Even at a time when the young sport was still known as competitive ballroom dancing, it received wide acceptance across Europe, North America and in parts of Asia. More and more expert dancers sought the thrill of competition and public recognition for their skills. Contested by amateurs and professionals in separate championships, dancing drew capacity crowds and garnered good exposure on television. The first ever live transmission of a tournament dates back to the early sixties.
However, public perception as well as the dancers' self-interpretation maintained a certain ambiguity when it came to DanceSport's classification alongside all the other sports. Whether tails, gowns and high heels were considered incompatible with the notion of how athletes had to be dressed, or whether the ballrooms contrasted too much from the other sporting venues, fact is that certain idiosyncrasies kept competitive dance in a league of its own. Forever straddling performing arts and sports, it took its time to find the true identity.
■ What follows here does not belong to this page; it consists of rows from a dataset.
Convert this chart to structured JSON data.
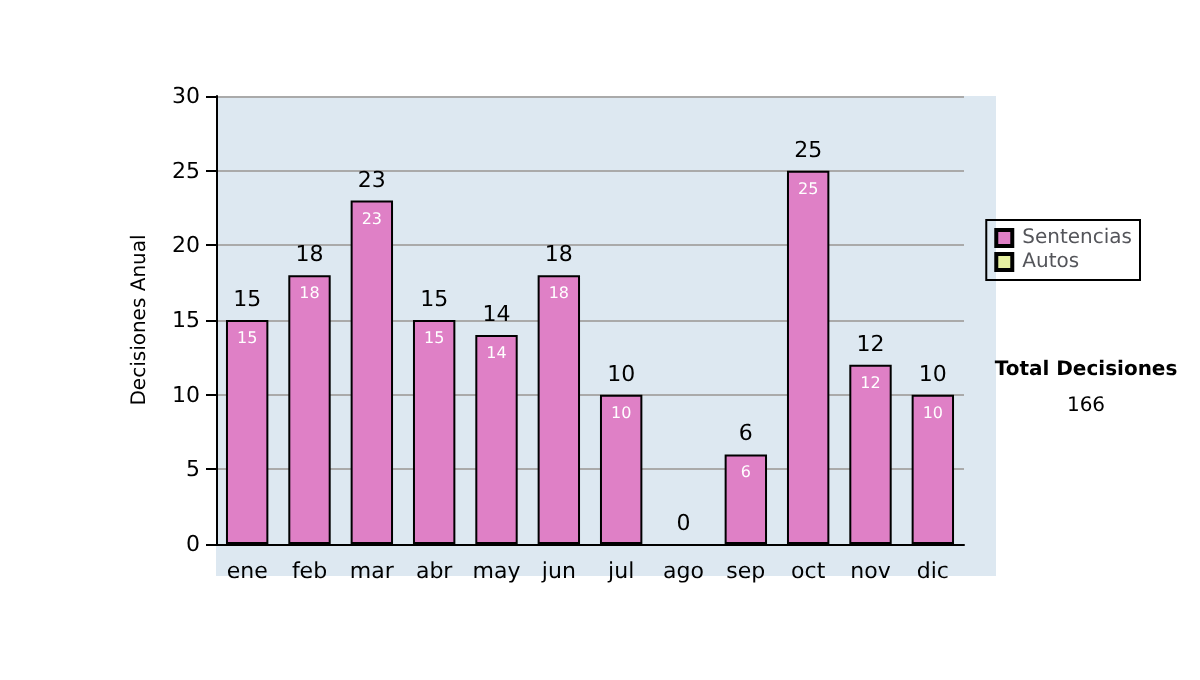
{
  "chart_data": {
    "type": "bar",
    "stacked": true,
    "ylabel": "Decisiones Anual",
    "categories": [
      "ene",
      "feb",
      "mar",
      "abr",
      "may",
      "jun",
      "jul",
      "ago",
      "sep",
      "oct",
      "nov",
      "dic"
    ],
    "series": [
      {
        "name": "Sentencias",
        "color": "#df80c6",
        "values": [
          15,
          18,
          23,
          15,
          14,
          18,
          10,
          0,
          6,
          25,
          12,
          10
        ],
        "value_labels": [
          "15",
          "18",
          "23",
          "15",
          "14",
          "18",
          "10",
          null,
          "6",
          "25",
          "12",
          "10"
        ]
      },
      {
        "name": "Autos",
        "color": "#e6f0a0",
        "values": [
          0,
          0,
          0,
          0,
          0,
          0,
          0,
          0,
          0,
          0,
          0,
          0
        ]
      }
    ],
    "totals": [
      "15",
      "18",
      "23",
      "15",
      "14",
      "18",
      "10",
      "0",
      "6",
      "25",
      "12",
      "10"
    ],
    "ylim": [
      0,
      30
    ],
    "yticks": [
      0,
      5,
      10,
      15,
      20,
      25,
      30
    ],
    "grid": "y",
    "legend": "right",
    "annotations": [
      "Total Decisiones",
      "166"
    ]
  }
}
That different organisations overseeing the dance competitions held different views on the matter did certainly not help either.
With the WDSF predecessor organisation, the International Council of Amateur Dancers, opting to change its name to International DanceSport Federation (and later again to World DanceSport Federation), it affirmed its vision of dance as sport - in the true sense of the word - and set out to establish it within the international sporting movement.
Abandoning the previous policy of “splendid isolation,” DanceSport was soon able to join the world sports movement.
By 1992 WDSF had become a full member of the General Association of International Sports Federations (SportAccord), an umbrella organisation made up of more than 100 sports governing bodies. Soon thereafter, DanceSport was recognised by the International Olympic Committee and thus became eligible to be included in the Olympic Programme.
WDSF has set its aims high and campaigns persistently to bring DanceSport to the future Games of the Olympiad. Through its membership in the Association of IOC Recognised International Sports Federations it is grouped together with the governing bodies of other sports seeking to achieve the same. When golf and rugby were voted for inclusion into the 2016 Olympics by the 121st IOC Session, reaching their ambitious goal was certainly postponed for the other candidates, but it also made a clear statement about the IOC reviewing the Olympic Programme periodically, in earnest and in a fair process.
Today, DanceSport and its governing body are firmly embedded in the structures that constitute world sports. The number of organisations and sporting events that WDSF and DanceSport are associated with has grown even further.